Japan and other heavy government borrowers may breathe a sigh of relief after an American student tore holes in the philosophical basis underpinning austerity policies.
Set the challenge of replicating research by Harvard professors Carmen Reinhart and Ken Rogoff, University of Massachusetts Amherst student Thomas Herndon found mistakes in their data concerning the impact of debt on a nation’s growth. For debt-laden nations in the Asia-Pacific region, the miscalculation could indicate that debt is not quite the drag originally claimed.
According to the Reinhart and Rogoff paper, Growth in a Time of Debt, economic growth slumps when a nation’s debt level rises above 90 percent of gross domestic product. Net government debt in Japan as a percentage of GDP reached 134 percent in 2012, near crisis-hit Greece’s 155 percent, while some forecasters have estimated China’s debt at up to 100 percent of GDP.
The picture across the rest of the region is not so troubling, however. The International Monetary Fund has estimated average net government debt for Asia’s emerging economies to be at 59 percent of GDP in 2012, while Australia had a debt ratio of only 12 percent, South Korea 32 percent and New Zealand 26 percent.
Yet, U.S. Republican politician Paul Ryan, EU commissioner Olli Rehn and others have used the Reinhart and Rogoff research to argue for aggressive action to curb government debt, a debate with implications extending beyond the eurozone. Critics of Japanese Prime Minister Shinzo Abe’s reflationary policies have warned of a debt blow-out, despite the apparent initial success of Abenomics in reigniting growth prospects.
Others have warned against austerity policies, including economist Paul Krugman, who has asserted that monetary expansion is unable to overcome the negative effects of fiscal austerity when economies are in a liquidity trap.
With reference to Japan, Krugman suggests that the danger lies in being overly cautious on fiscal and monetary policy, rather than fearing an inflation or asset bubble.

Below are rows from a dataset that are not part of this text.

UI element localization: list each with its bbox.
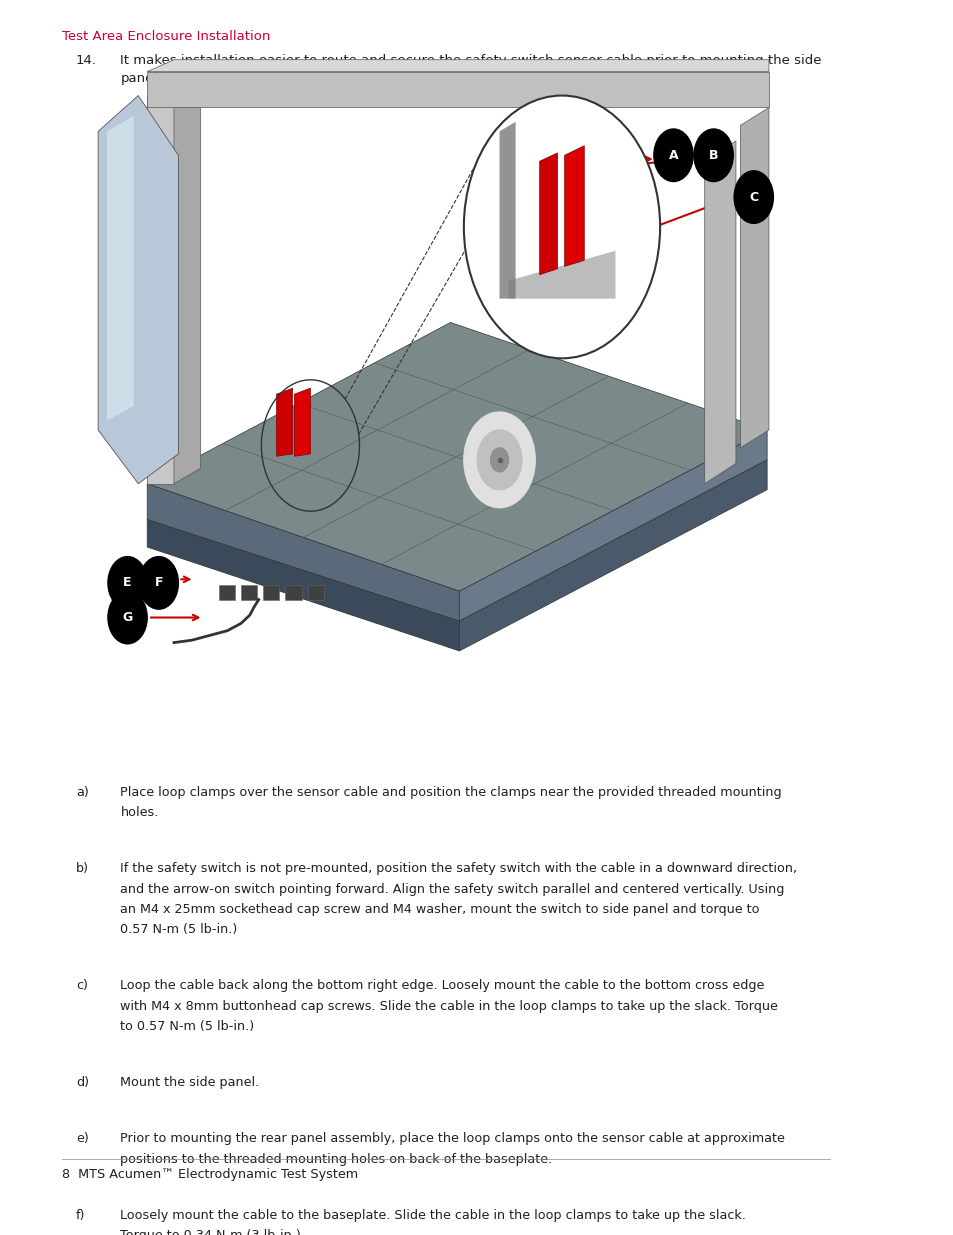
Polygon shape (276, 388, 293, 456)
Text: 14.: 14. (75, 54, 96, 67)
Polygon shape (147, 95, 173, 484)
Text: a): a) (75, 785, 89, 799)
Text: It makes installation easier to route and secure the safety switch sensor cable : It makes installation easier to route an… (120, 54, 821, 67)
Text: positions to the threaded mounting holes on back of the baseplate.: positions to the threaded mounting holes… (120, 1152, 552, 1166)
Text: Loosely mount the cable to the baseplate. Slide the cable in the loop clamps to : Loosely mount the cable to the baseplate… (120, 1209, 745, 1221)
Text: holes.: holes. (120, 806, 158, 819)
FancyBboxPatch shape (240, 585, 256, 600)
Text: with M4 x 8mm buttonhead cap screws. Slide the cable in the loop clamps to take : with M4 x 8mm buttonhead cap screws. Sli… (120, 999, 778, 1013)
Text: panel.: panel. (120, 72, 161, 85)
Text: Prior to mounting the rear panel assembly, place the loop clamps onto the sensor: Prior to mounting the rear panel assembl… (120, 1132, 784, 1145)
Circle shape (139, 557, 178, 609)
Circle shape (476, 430, 521, 490)
Polygon shape (740, 107, 768, 448)
Text: G: G (122, 611, 132, 624)
Polygon shape (508, 251, 615, 299)
Text: C: C (748, 190, 758, 204)
Text: A: A (668, 148, 678, 162)
Text: f): f) (75, 1209, 85, 1221)
Circle shape (463, 95, 659, 358)
Polygon shape (147, 59, 768, 72)
Text: to 0.57 N-m (5 lb-in.): to 0.57 N-m (5 lb-in.) (120, 1020, 254, 1032)
Polygon shape (147, 322, 766, 592)
Polygon shape (98, 95, 178, 484)
Circle shape (734, 170, 773, 224)
FancyBboxPatch shape (285, 585, 301, 600)
Text: 0.57 N-m (5 lb-in.): 0.57 N-m (5 lb-in.) (120, 924, 237, 936)
Circle shape (653, 128, 693, 182)
Text: Test Area Enclosure Installation: Test Area Enclosure Installation (62, 30, 271, 43)
Polygon shape (564, 146, 583, 267)
Text: B: B (708, 148, 718, 162)
Polygon shape (459, 430, 766, 621)
Text: Loop the cable back along the bottom right edge. Loosely mount the cable to the : Loop the cable back along the bottom rig… (120, 979, 764, 993)
Polygon shape (147, 72, 768, 107)
Text: Mount the side panel.: Mount the side panel. (120, 1076, 259, 1089)
FancyBboxPatch shape (308, 585, 323, 600)
Circle shape (108, 557, 147, 609)
Circle shape (463, 412, 535, 508)
Text: d): d) (75, 1076, 89, 1089)
Polygon shape (173, 84, 200, 484)
Text: E: E (123, 577, 132, 589)
Circle shape (490, 448, 508, 472)
FancyBboxPatch shape (263, 585, 279, 600)
Polygon shape (107, 116, 133, 420)
Polygon shape (147, 520, 459, 651)
Text: If the safety switch is not pre-mounted, position the safety switch with the cab: If the safety switch is not pre-mounted,… (120, 862, 797, 876)
Text: Place loop clamps over the sensor cable and position the clamps near the provide: Place loop clamps over the sensor cable … (120, 785, 781, 799)
Polygon shape (147, 484, 459, 621)
Polygon shape (499, 122, 515, 299)
Text: an M4 x 25mm sockethead cap screw and M4 washer, mount the switch to side panel : an M4 x 25mm sockethead cap screw and M4… (120, 903, 760, 916)
Text: and the arrow-on switch pointing forward. Align the safety switch parallel and c: and the arrow-on switch pointing forward… (120, 883, 784, 895)
Text: Torque to 0.34 N-m (3 lb-in.): Torque to 0.34 N-m (3 lb-in.) (120, 1229, 301, 1235)
Text: b): b) (75, 862, 89, 876)
Polygon shape (294, 388, 310, 456)
Text: e): e) (75, 1132, 89, 1145)
FancyBboxPatch shape (218, 585, 234, 600)
Text: 8  MTS Acumen™ Electrodynamic Test System: 8 MTS Acumen™ Electrodynamic Test System (62, 1168, 358, 1181)
Polygon shape (459, 459, 766, 651)
Text: F: F (154, 577, 163, 589)
Polygon shape (539, 153, 557, 274)
Text: c): c) (75, 979, 88, 993)
Polygon shape (704, 141, 735, 484)
Circle shape (108, 592, 147, 643)
Circle shape (693, 128, 733, 182)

“Japan’s experience is perfectly consistent with [a liquidity trap], with nothing in there to suggest that fiscal stimulus has somehow backfired…What Abenomics seems to be is an attempt, finally, to do what should have been done long ago: combine temporary fiscal stimulus with a real effort to move inflation up,” he recently wrote.
Herndon vs. Harvard
Herndon’s fact checking of the Reinhart and Rogoff research found that the Harvard professors had included only 15 of the 20 countries studied in their key calculation, with Australia missing along with other data errors.

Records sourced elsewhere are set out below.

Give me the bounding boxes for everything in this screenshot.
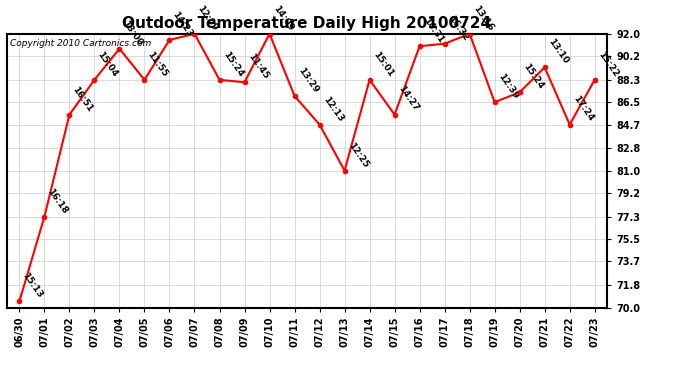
- Text: 13:00: 13:00: [121, 19, 144, 47]
- Text: 14:23: 14:23: [171, 10, 195, 39]
- Text: 14:31: 14:31: [421, 16, 445, 45]
- Text: 16:18: 16:18: [46, 187, 70, 215]
- Text: 13:10: 13:10: [546, 38, 570, 66]
- Text: 16:32: 16:32: [446, 14, 470, 42]
- Text: 12:13: 12:13: [321, 94, 345, 123]
- Text: 14:27: 14:27: [396, 84, 420, 113]
- Text: 15:24: 15:24: [221, 50, 245, 78]
- Text: 12:09: 12:09: [196, 4, 219, 32]
- Text: 12:39: 12:39: [496, 72, 520, 101]
- Text: 15:01: 15:01: [371, 50, 395, 78]
- Text: 15:22: 15:22: [596, 50, 620, 78]
- Text: 17:24: 17:24: [571, 94, 595, 123]
- Text: 13:29: 13:29: [296, 66, 319, 94]
- Text: 16:51: 16:51: [71, 85, 95, 113]
- Text: 14:09: 14:09: [271, 4, 295, 32]
- Text: 15:04: 15:04: [96, 50, 119, 78]
- Text: 13:16: 13:16: [471, 4, 495, 32]
- Text: 11:55: 11:55: [146, 50, 170, 78]
- Text: 11:45: 11:45: [246, 52, 270, 81]
- Title: Outdoor Temperature Daily High 20100724: Outdoor Temperature Daily High 20100724: [123, 16, 491, 31]
- Text: 15:13: 15:13: [21, 271, 45, 300]
- Text: 12:25: 12:25: [346, 141, 370, 169]
- Text: 15:24: 15:24: [521, 62, 545, 91]
- Text: Copyright 2010 Cartronics.com: Copyright 2010 Cartronics.com: [10, 39, 151, 48]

While Herndon and his professors still found a correlation between debt and growth, the relationship was not quite as negative as the study proclaimed.
In a statement to the BBC, Reinhart and Rogoff said, “We do not…believe this regrettable slip affects in any significant way the central message of the paper or that in our subsequent work.”
Herndon has reportedly criticized austerity policies, but other economists have supported the Harvard research.
Tokyo-based economist Martin Schulz of Fujitsu Research Institute told The Diplomat that he was “hardly excited” by the story concerning “tricky empirical estimates.”
“So far, the evidence seems to show that public debt does matter – from some point. [Reinhart and Rogoff’s] 90 percent number seems to be as good or bad as any, simply because the impact depends on the situation of the economy. The eurozone, for example has a 60 percent debt/GDP limit in its constitution,” he said.
“In a strong growing emerging economy, for example, public debt can be positive as long as it contributes to the efficient build-up of productive infrastructure. In a slow growing ageing economy, much lower levels of public debt might matter because public debt tends to go into consumption (pensions) of an older generation, potentially hurting the prospects of a shrinking younger generation.”
He added, “Since I am working on such issues in Japan, the most indebted and fastest ageing economy around, I wouldn’t bother about plus or minus 10 percent in their estimates. On the contrary, my research points out that in an ageing economy much lower levels of public debt might start to hurt, as they do in Italy for example, because they further limit productivity growth that would be necessary for the younger generation to finance their and the current generation’s retirement hopes.”
As the eurozone has showed, the consequences of the debate are far from academic.